Focussing on the individual so closely allows one to ignore the scale and the pattern of discrimination that is clear when one expands the frame of one’s consideration: the scale of criminalisation of Aboriginal people is startling. Liberal accounts of individual responsibility cannot explain away the racist effect of criminal justice processes. Criminal justice cannot be considered in isolation from larger social systems and forces that also tend to marginalise Indigenous people, but this is not a reason to deny its racist effect.
Other scholars have expanded their field of inquiry and observed that coincident with criminal offending are poverty, ill health, unemployment, low levels of education (in mainstream schools), and being a victim to crime. But this scholarship does not explain why as a cohort Indigenous people are so overrepresented. It also does not address the other obvious question – why is it that Indigenous peoples, including those not entangled by the criminal justice system, experience the greatest extremes of that social marginalisation?

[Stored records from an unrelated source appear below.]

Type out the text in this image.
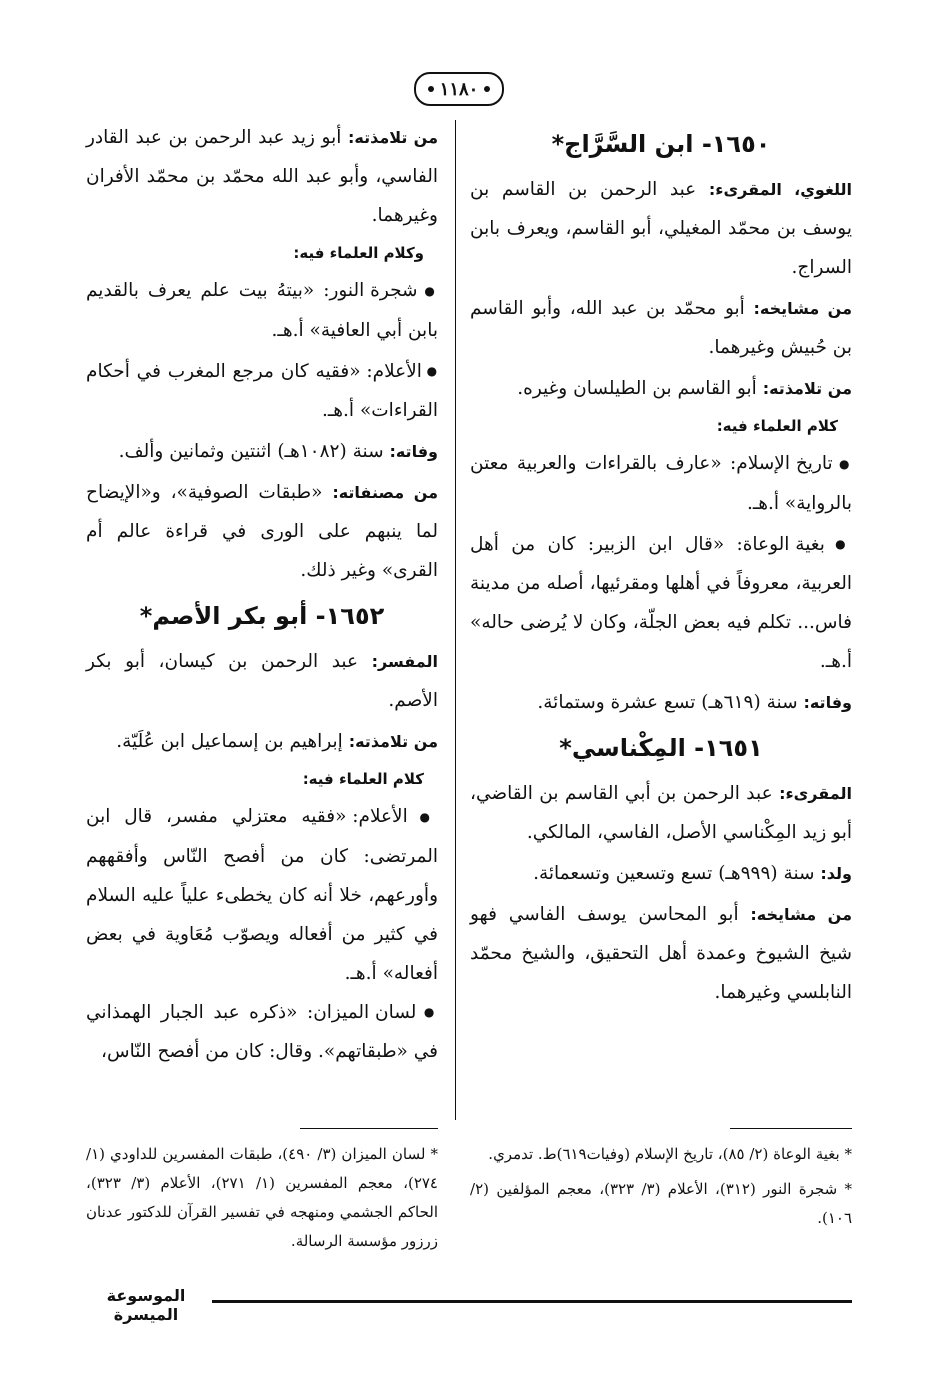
١١٨٠
١٦٥٠- ابن السَّرَّاج*

اللغوي، المقرىء: عبد الرحمن بن القاسم بن يوسف بن محمّد المغيلي، أبو القاسم، ويعرف بابن السراج.

من مشايخه: أبو محمّد بن عبد الله، وأبو القاسم بن حُبيش وغيرهما.

من تلامذته: أبو القاسم بن الطيلسان وغيره.

كلام العلماء فيه:

● تاريخ الإسلام: «عارف بالقراءات والعربية معتن بالرواية» أ.هـ.

● بغية الوعاة: «قال ابن الزبير: كان من أهل العربية، معروفاً في أهلها ومقرئيها، أصله من مدينة فاس... تكلم فيه بعض الجلّة، وكان لا يُرضى حاله» أ.هـ.

وفاته: سنة (٦١٩هـ) تسع عشرة وستمائة.

١٦٥١- المِكْناسي*

المقرىء: عبد الرحمن بن أبي القاسم بن القاضي، أبو زيد المِكْناسي الأصل، الفاسي، المالكي.

ولد: سنة (٩٩٩هـ) تسع وتسعين وتسعمائة.

من مشايخه: أبو المحاسن يوسف الفاسي فهو شيخ الشيوخ وعمدة أهل التحقيق، والشيخ محمّد النابلسي وغيرهما.

من تلامذته: أبو زيد عبد الرحمن بن عبد القادر الفاسي، وأبو عبد الله محمّد بن محمّد الأفران وغيرهما.

وكلام العلماء فيه:

● شجرة النور: «بيتهُ بيت علم يعرف بالقديم بابن أبي العافية» أ.هـ.

● الأعلام: «فقيه كان مرجع المغرب في أحكام القراءات» أ.هـ.

وفاته: سنة (١٠٨٢هـ) اثنتين وثمانين وألف.

من مصنفاته: «طبقات الصوفية»، و«الإيضاح لما ينبهم على الورى في قراءة عالم أم القرى» وغير ذلك.

١٦٥٢- أبو بكر الأصم*

المفسر: عبد الرحمن بن كيسان، أبو بكر الأصم.

من تلامذته: إبراهيم بن إسماعيل ابن عُلَيّة.

كلام العلماء فيه:

● الأعلام: «فقيه معتزلي مفسر، قال ابن المرتضى: كان من أفصح النّاس وأفقههم وأورعهم، خلا أنه كان يخطىء علياً عليه السلام في كثير من أفعاله ويصوّب مُعَاوية في بعض أفعاله» أ.هـ.

● لسان الميزان: «ذكره عبد الجبار الهمذاني في «طبقاتهم». وقال: كان من أفصح النّاس،

* بغية الوعاة (٢/ ٨٥)، تاريخ الإسلام (وفيات٦١٩)ط. تدمري.

* شجرة النور (٣١٢)، الأعلام (٣/ ٣٢٣)، معجم المؤلفين (٢/ ١٠٦).

* لسان الميزان (٣/ ٤٩٠)، طبقات المفسرين للداودي (١/ ٢٧٤)، معجم المفسرين (١/ ٢٧١)، الأعلام (٣/ ٣٢٣)، الحاكم الجشمي ومنهجه في تفسير القرآن للدكتور عدنان زرزور مؤسسة الرسالة.

الموسوعة الميسرة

Some critical criminologists argue that criminal justice processes are criminogenic, in particular, the use of the prison and the juvenile detention centre. These arguments are complex and are contested by influential conservative criminologists who maintain that the criminal justice system does not criminalise, and rather point to social marginalisation. These concerns in relation to deep social and economic marginalisation of Indigenous peoples are legitimate, but they do not explain coincidences of imprisonment.
The Australian Bureau Statistics found that of all the prisoners released in 2011-2012, 40 per cent of them were sentenced to prison again by June 2013; 46 per cent of them were caught up again in the criminal justice system, and were subject to punishment that was not imprisonment. It is not possible to say definitively that the penitentiary-style prison causes reoffending; at best, we should be concerned that prison has little impact on diverting people from the criminal justice system, and at worst may even contribute to it.

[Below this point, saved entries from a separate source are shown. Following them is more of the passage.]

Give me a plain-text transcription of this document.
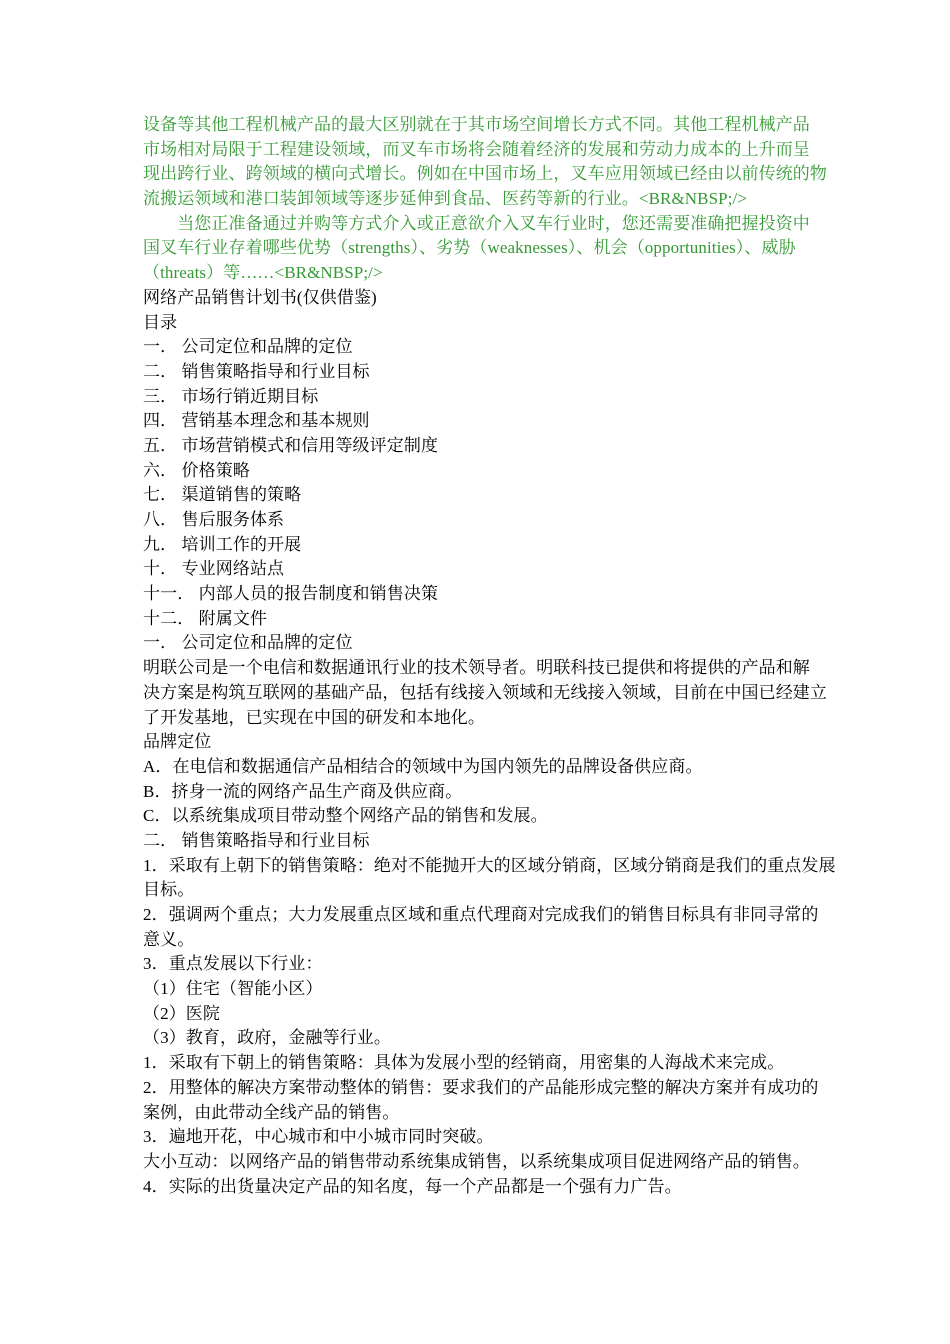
设备等其他工程机械产品的最大区别就在于其市场空间增长方式不同。其他工程机械产品
市场相对局限于工程建设领域，而叉车市场将会随着经济的发展和劳动力成本的上升而呈
现出跨行业、跨领域的横向式增长。例如在中国市场上，叉车应用领域已经由以前传统的物
流搬运领域和港口装卸领域等逐步延伸到食品、医药等新的行业。<BR&NBSP;/>
　　当您正准备通过并购等方式介入或正意欲介入叉车行业时，您还需要准确把握投资中
国叉车行业存着哪些优势（strengths）、劣势（weaknesses）、机会（opportunities）、威胁
（threats）等……<BR&NBSP;/>
网络产品销售计划书(仅供借鉴)
目录
一． 公司定位和品牌的定位
二． 销售策略指导和行业目标
三． 市场行销近期目标
四． 营销基本理念和基本规则
五． 市场营销模式和信用等级评定制度
六． 价格策略
七． 渠道销售的策略
八． 售后服务体系
九． 培训工作的开展
十． 专业网络站点
十一． 内部人员的报告制度和销售决策
十二． 附属文件
一． 公司定位和品牌的定位
明联公司是一个电信和数据通讯行业的技术领导者。明联科技已提供和将提供的产品和解
决方案是构筑互联网的基础产品，包括有线接入领域和无线接入领域，目前在中国已经建立
了开发基地，已实现在中国的研发和本地化。
品牌定位
A．在电信和数据通信产品相结合的领域中为国内领先的品牌设备供应商。
B．挤身一流的网络产品生产商及供应商。
C．以系统集成项目带动整个网络产品的销售和发展。
二． 销售策略指导和行业目标
1．采取有上朝下的销售策略：绝对不能抛开大的区域分销商，区域分销商是我们的重点发展
目标。
2．强调两个重点；大力发展重点区域和重点代理商对完成我们的销售目标具有非同寻常的
意义。
3．重点发展以下行业：
（1）住宅（智能小区）
（2）医院
（3）教育，政府，金融等行业。
1．采取有下朝上的销售策略：具体为发展小型的经销商，用密集的人海战术来完成。
2．用整体的解决方案带动整体的销售：要求我们的产品能形成完整的解决方案并有成功的
案例，由此带动全线产品的销售。
3．遍地开花，中心城市和中小城市同时突破。
大小互动：以网络产品的销售带动系统集成销售，以系统集成项目促进网络产品的销售。
4．实际的出货量决定产品的知名度，每一个产品都是一个强有力广告。
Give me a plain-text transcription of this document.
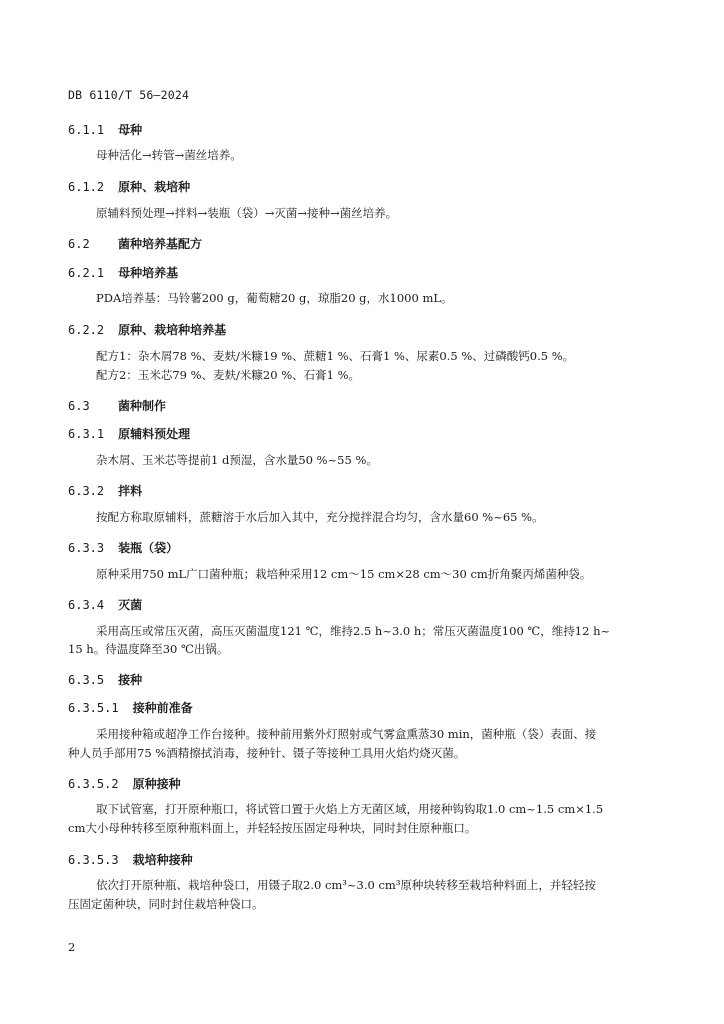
DB 6110/T 56—2024
6.1.1 母种
母种活化→转管→菌丝培养。
6.1.2 原种、栽培种
原辅料预处理→拌料→装瓶（袋）→灭菌→接种→菌丝培养。
6.2 菌种培养基配方
6.2.1 母种培养基
PDA培养基：马铃薯200 g，葡萄糖20 g，琼脂20 g，水1000 mL。
6.2.2 原种、栽培种培养基
配方1：杂木屑78 %、麦麸/米糠19 %、蔗糖1 %、石膏1 %、尿素0.5 %、过磷酸钙0.5 %。
配方2：玉米芯79 %、麦麸/米糠20 %、石膏1 %。
6.3 菌种制作
6.3.1 原辅料预处理
杂木屑、玉米芯等提前1 d预湿，含水量50 %~55 %。
6.3.2 拌料
按配方称取原辅料，蔗糖溶于水后加入其中，充分搅拌混合均匀，含水量60 %~65 %。
6.3.3 装瓶（袋）
原种采用750 mL广口菌种瓶；栽培种采用12 cm～15 cm×28 cm～30 cm折角聚丙烯菌种袋。
6.3.4 灭菌
采用高压或常压灭菌，高压灭菌温度121 ℃，维持2.5 h~3.0 h；常压灭菌温度100 ℃，维持12 h~
15 h。待温度降至30 ℃出锅。
6.3.5 接种
6.3.5.1 接种前准备
采用接种箱或超净工作台接种。接种前用紫外灯照射或气雾盒熏蒸30 min，菌种瓶（袋）表面、接
种人员手部用75 %酒精擦拭消毒，接种针、镊子等接种工具用火焰灼烧灭菌。
6.3.5.2 原种接种
取下试管塞，打开原种瓶口，将试管口置于火焰上方无菌区域，用接种钩钩取1.0 cm~1.5 cm×1.5
cm大小母种转移至原种瓶料面上，并轻轻按压固定母种块，同时封住原种瓶口。
6.3.5.3 栽培种接种
依次打开原种瓶、栽培种袋口，用镊子取2.0 cm³~3.0 cm³原种块转移至栽培种料面上，并轻轻按
压固定菌种块，同时封住栽培种袋口。
2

Prisons cost us more than money
Prisons are extraordinarily costly. We spend $292 per day for each inmate’s on costs. This figure does not include the infrastructure cost. Released inmates suffer poor health, are impoverished and dependent, struggle to reintegrate, de-skilled and institutionalised. Many die soon after release. Their families experience strain and related social dysfunction. This is costly to all of us.
Why do we imprison so many people and why in penitentiary-style prisons?

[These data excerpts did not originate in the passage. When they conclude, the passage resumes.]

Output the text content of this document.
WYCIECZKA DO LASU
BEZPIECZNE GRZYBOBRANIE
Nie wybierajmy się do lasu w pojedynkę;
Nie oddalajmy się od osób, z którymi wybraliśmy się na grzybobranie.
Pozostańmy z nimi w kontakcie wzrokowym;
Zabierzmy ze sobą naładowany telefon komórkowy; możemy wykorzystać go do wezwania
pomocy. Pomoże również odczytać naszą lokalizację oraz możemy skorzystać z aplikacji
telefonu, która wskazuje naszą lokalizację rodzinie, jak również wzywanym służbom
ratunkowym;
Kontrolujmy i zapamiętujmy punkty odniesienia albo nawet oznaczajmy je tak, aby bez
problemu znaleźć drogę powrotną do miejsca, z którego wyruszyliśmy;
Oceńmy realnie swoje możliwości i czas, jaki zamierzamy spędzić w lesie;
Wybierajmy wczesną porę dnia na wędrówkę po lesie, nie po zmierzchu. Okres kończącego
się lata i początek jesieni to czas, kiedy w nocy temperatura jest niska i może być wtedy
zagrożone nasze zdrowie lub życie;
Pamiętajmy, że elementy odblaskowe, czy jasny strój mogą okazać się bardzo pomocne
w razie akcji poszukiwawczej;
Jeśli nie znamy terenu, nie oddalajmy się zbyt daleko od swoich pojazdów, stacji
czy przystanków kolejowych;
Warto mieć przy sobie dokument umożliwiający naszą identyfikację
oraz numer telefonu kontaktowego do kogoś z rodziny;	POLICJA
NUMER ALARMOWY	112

We know then that prisons are costing us a lot. Why, then, do we persist with the penitentiary -type institution? Are we so addicted to punishment and revenge? Are we bent on perpetuating the deep social marginalisation of those we imprison? Are we prepared to do this even if it means that those we imprison are more likely to reoffend and more seriously? Is it because we feel like we have no other choice, or can’t we imagine any other option?
Imagining an alternative future
This is not an argument about abolition of imprisonment; we need to be able to incapacitate some people for a period, compulsorily removing them from their ordinary social environment when necessary.
This is an invitation to think about how and to what degree we imprison. Do we need to incarcerate as many people as we do? Do we need to incarcerate the groups of people that we imprison the most, and why do we discriminate most against Indigenous peoples? Lastly: do the conditions of the penal penitentiary type prison or detention centre cause us and those we imprison more harm than good?
How we answer these questions will say a lot about who are, and who we want to be to each other.